Robert O’Brien (born 1939) is a British artist based in Hong Kong. His works mostly focus on the responses and reflection of the visible world and the relationship of ideas. O’Brien spent his childhood in Congo, Egypt and England. He spent most of his lifetime working in the field of art, including art education. His career began by graduating in Theatre Design from Central St. Martins (the London Institute) in 1961. Then he worked extensively as a part-time lecturer in the Hong Kong Academy for Performing Arts for his art education career. He is now operating a painting studio on Cheung Chau Island in Hong Kong.

O’Brien achieved massive success for his works on exhibition in the gallery. He has hosted fourteen independent exhibitions and fifty-six group shows in Europe and Asia since 1964. His exhibition locations include Hong Kong, Seoul and Tokyo. His works are now on display mostly in public all over the world and under corporation collection with Hong Kong.

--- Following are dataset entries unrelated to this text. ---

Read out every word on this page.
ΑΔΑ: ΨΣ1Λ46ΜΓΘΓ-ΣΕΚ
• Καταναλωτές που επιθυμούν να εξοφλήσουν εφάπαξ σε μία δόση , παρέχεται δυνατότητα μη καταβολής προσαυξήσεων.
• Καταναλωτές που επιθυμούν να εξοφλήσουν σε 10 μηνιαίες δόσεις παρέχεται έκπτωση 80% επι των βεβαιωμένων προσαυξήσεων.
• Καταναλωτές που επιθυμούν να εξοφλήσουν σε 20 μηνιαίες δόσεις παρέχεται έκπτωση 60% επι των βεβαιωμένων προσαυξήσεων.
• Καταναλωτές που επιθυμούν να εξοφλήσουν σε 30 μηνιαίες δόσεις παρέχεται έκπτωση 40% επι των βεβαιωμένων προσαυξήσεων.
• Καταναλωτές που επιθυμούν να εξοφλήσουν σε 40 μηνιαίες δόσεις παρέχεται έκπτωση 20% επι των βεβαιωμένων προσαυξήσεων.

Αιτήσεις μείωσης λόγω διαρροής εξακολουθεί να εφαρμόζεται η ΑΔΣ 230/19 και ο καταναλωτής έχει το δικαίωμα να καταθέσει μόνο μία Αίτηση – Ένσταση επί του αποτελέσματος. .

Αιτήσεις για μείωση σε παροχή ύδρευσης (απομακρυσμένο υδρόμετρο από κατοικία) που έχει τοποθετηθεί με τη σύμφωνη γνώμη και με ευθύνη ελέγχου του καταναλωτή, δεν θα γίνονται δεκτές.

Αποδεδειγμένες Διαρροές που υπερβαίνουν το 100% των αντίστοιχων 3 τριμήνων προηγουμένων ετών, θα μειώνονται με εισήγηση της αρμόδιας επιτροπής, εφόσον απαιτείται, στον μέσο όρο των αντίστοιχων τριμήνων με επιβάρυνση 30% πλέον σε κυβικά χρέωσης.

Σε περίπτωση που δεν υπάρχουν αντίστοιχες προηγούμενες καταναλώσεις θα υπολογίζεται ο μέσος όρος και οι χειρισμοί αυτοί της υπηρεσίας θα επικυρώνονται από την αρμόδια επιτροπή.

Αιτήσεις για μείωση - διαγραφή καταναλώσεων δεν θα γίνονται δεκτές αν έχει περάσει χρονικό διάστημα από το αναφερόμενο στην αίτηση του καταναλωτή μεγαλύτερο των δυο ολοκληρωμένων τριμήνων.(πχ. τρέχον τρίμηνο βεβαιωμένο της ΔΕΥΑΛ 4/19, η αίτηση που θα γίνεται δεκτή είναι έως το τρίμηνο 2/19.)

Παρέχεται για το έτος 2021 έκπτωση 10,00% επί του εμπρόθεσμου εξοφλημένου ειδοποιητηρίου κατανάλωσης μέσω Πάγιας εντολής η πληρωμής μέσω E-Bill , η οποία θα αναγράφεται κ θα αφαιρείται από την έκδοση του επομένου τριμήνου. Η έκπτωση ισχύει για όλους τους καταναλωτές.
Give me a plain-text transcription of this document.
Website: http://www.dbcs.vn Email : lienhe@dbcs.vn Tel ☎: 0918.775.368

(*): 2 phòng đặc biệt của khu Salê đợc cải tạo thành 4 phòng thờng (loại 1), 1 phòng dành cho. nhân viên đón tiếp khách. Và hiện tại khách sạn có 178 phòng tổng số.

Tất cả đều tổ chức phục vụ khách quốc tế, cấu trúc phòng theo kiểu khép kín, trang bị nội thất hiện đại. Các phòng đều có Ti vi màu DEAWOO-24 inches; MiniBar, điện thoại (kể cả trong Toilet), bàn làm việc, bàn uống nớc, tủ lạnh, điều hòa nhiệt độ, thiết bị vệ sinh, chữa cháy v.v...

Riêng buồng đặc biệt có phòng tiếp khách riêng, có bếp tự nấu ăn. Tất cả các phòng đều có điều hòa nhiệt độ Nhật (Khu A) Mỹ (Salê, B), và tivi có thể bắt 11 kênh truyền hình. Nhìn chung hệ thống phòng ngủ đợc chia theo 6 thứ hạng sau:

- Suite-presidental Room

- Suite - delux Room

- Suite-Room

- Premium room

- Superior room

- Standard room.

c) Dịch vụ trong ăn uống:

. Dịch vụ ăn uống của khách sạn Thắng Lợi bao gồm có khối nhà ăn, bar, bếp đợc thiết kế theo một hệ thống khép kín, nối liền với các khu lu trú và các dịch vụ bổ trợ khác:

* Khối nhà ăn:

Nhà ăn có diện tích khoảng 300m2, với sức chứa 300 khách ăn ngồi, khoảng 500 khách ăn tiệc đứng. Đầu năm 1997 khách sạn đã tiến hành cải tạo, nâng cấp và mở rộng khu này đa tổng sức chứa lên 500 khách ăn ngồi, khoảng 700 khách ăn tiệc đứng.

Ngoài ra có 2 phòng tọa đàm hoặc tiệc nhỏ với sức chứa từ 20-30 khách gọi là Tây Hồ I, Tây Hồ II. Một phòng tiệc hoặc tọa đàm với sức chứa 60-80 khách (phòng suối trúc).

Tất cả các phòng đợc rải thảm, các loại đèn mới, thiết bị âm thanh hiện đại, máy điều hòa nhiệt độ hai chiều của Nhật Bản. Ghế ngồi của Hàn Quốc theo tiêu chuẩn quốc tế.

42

== Located in Hong Kong ==
Robert O’Brien stayed in Germany in 1976. He contacted a friend located in Hong Kong and investigated the possibility of visiting China. His friends recommended him to go to Cheung Chau in Hong Kong. Since then he has never moved to another country to stay.

== Painting style ==
Robert O’Brien's art works have been focused on the natural world. “My art over the last 36 years has focused on the tradition of painting and landscape as conceptual mapping of the personal, social and the geographical. All sources have been in the region of south china and focuses on what is predominant within these areas: Stone; Water and Wood. ” His abstract cubist style of the natural landscape usually comprises pieces that can be assembled and reassembled for difference artistic results.

== Exhibitions ==
Robert O’Brien has held 14 solo exhibitions so far, and participated in numerous group exhibitions. In recent years, the exhibitions took place mostly in Asia (Hong Kong, Taiwan, Korea, Thailand and so on…), while in the early stage of his art life. Most exhibitions located in UK. In 1980, O’Brien held his first solo exhibition in Hong Kong which was supported by the British Council. As the artist recalled, during the time, the society was divided in many ways, “The British in one side and the Chinese on the other.” The exhibition, in general, was more of a colonial side to it. It was not until the exhibition “Out of context” in 1987 that O’ Brien started to work with local artist like Yank Wong and Josh Wan.